Too big, Shanyáng was always too big. Born too big, killed his mother the night he was born. His father died slowly, working to keep Shanyáng's bulk fed. After that, Shanyáng used his extra bulk, and the strength that size gave him to feed himself. Shanyáng was always a big. However, he was also dumb, and there was always someone with a use for someone big, dumb, and hungry. Shanyáng did not take long to know many who would call him friend, and in most cases, he was dumb enough to believe them. This dumb belief in false friends had a habit of causing trouble for him and his few true friends. Once the Magistrates became involved with his unwanted troubles, his false friends threw Shanyáng to the wolves and his troubles quickly spread to his few true friends. His family sent one friend away, using their influence to spare him from prosecution. Another Friend, showing true loyalty, took full blame for a crime that was not his and he was sent into slavery. Yet another of his friends, showing courage by standing up to an apparent aggressor, fled as a wanted criminal. None of his friends was aware that Shanyáng had instigated their misfortune by placing his trust again in false friends. Shanyáng was sent away to a short term of hard labor for his involvement. Shanyáng had spent time in a jail, a week or a month at a time, so he felt he had gotten off easy due to the sacrifices made by his true friends. Did I mention he was dumb? Time bound on a labor party had a life expectancy of only a few years. Fortunately, the work only made him stronger. He spent his days focusing on his labors building physical strength, but his nights were spent contemplating his culpability in the worse fate of his friends.

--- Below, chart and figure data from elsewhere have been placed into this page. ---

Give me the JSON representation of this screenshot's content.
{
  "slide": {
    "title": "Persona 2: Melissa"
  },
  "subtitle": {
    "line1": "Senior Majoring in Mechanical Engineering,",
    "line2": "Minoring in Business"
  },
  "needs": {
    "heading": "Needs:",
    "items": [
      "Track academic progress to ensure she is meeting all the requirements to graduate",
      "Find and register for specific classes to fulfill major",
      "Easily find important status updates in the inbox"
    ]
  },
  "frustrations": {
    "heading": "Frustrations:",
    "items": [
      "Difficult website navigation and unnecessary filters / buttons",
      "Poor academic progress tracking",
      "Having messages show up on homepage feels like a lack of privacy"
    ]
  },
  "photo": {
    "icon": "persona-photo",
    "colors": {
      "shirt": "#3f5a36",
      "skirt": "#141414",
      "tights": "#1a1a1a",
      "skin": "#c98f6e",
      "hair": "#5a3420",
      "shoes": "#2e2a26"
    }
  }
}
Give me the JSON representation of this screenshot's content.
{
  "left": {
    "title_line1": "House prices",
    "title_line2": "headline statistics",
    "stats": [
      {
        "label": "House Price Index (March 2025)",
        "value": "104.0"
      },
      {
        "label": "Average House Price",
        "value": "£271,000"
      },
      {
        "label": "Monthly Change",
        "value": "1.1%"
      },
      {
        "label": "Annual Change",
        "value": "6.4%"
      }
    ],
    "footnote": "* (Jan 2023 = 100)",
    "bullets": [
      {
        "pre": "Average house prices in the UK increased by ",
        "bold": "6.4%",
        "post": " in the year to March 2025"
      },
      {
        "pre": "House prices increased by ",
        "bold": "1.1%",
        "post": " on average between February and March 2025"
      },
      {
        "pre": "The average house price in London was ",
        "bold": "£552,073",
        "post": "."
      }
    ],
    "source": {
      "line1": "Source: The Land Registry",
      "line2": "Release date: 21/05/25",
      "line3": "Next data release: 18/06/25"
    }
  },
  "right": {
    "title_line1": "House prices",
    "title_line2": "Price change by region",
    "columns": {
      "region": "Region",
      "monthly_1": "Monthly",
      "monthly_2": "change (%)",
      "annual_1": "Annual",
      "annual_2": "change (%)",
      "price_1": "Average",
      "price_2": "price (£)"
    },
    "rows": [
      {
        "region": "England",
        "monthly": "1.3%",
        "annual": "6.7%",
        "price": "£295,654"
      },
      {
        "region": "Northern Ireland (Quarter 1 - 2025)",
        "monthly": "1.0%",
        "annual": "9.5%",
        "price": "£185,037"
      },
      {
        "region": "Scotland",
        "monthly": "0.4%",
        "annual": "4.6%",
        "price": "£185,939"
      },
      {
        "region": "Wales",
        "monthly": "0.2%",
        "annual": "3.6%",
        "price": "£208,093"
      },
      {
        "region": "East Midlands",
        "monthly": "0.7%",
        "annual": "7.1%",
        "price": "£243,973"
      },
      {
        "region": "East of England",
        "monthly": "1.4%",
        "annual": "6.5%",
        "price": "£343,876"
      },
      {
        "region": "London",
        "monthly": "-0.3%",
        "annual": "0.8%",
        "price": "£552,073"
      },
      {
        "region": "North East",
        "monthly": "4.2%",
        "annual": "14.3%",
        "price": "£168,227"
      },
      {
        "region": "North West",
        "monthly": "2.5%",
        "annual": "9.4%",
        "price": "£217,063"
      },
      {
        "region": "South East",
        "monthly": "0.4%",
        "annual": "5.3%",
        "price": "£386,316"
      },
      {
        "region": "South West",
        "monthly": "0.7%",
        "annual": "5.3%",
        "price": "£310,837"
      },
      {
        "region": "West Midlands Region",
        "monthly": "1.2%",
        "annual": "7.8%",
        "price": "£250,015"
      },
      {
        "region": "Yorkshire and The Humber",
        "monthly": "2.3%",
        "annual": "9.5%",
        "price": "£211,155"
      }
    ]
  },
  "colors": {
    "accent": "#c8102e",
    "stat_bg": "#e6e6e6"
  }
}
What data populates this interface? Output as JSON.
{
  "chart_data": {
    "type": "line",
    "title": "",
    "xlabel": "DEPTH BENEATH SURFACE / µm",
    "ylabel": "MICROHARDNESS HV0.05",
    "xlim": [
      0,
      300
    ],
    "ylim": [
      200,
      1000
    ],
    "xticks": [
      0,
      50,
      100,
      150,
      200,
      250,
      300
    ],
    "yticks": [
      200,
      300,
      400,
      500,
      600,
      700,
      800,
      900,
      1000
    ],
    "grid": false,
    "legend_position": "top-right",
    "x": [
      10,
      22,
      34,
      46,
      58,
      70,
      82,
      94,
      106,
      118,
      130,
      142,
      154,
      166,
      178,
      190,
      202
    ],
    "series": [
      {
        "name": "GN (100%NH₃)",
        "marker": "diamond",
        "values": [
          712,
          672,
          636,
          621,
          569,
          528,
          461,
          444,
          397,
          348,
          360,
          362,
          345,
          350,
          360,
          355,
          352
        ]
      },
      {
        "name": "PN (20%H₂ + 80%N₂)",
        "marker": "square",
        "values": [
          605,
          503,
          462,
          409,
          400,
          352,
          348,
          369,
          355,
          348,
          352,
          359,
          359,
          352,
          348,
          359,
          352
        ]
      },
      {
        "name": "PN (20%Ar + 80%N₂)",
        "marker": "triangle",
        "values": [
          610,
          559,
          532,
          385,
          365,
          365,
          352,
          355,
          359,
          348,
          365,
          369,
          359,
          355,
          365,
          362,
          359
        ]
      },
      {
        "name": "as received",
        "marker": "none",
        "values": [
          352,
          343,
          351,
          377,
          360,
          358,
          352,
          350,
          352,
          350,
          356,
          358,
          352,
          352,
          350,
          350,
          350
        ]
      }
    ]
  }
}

"Hope begins in the dark, the stubborn hope that if you just show up and try to do the right thing, the dawn will come. You wait and watch and work: you don't give up." -Anne Lamott

It was rare but not unheard of for high-ranking Imperial bureaucrats to choose archons or minor functionaries from the criminal element. Therefore, when a minor Magistrate came to investigate rumors of a young thug of reputable strength and stamina, Shanyáng was eager to put his criminal past behind him, help enforce the law, and become a man of Honor. Alas, Shanyáng's luck with false friends had struck again. The Magistrate Shanyáng followed, made it clear in no uncertain terms that he had no interest in law or honor, only in the funds he could 'Assess' from his victims and the political influence those funds could buy. Shanyáng's guilty conscience fought daily against the promises of Honor and Respect, afforded to his climb in station. The magistrate's wormlike tongue equally soothed away or lashed into submission, any of Shanyáng's misgivings or second thoughts. Shanyáng's guilt and disillusionment grew like a painful malignant tumor in his chest.

"And so we remained till the red of the dawn began to fall through the snow gloom. I was desolate and afraid, and full of woe and terror. But when that beautiful sun began to climb the horizon life was to me again." - Bram Stoker

If asked later Shanyáng would be unable to answer what made that day different from any other day before. There was nothing to differentiate the petty cruelties and greed he had enforced for his Magistrate before, and the strong-arm torment he had resigned to inflict that day. It was if all the weight of his shameful guilt had suddenly torqued on his very soul like the limb of a siege engine. He smashed violently into action. Shanyáng's heart glowed with the fire the rising sun. The flames danced across his skin as his fists crashed down like meteors. The peasants who were there fled unharmed. They would later claim that Shanyáng glowed with the hell spawned fires of an anathema, but in the weeks that followed the village showed signs of an unexplained prosperity.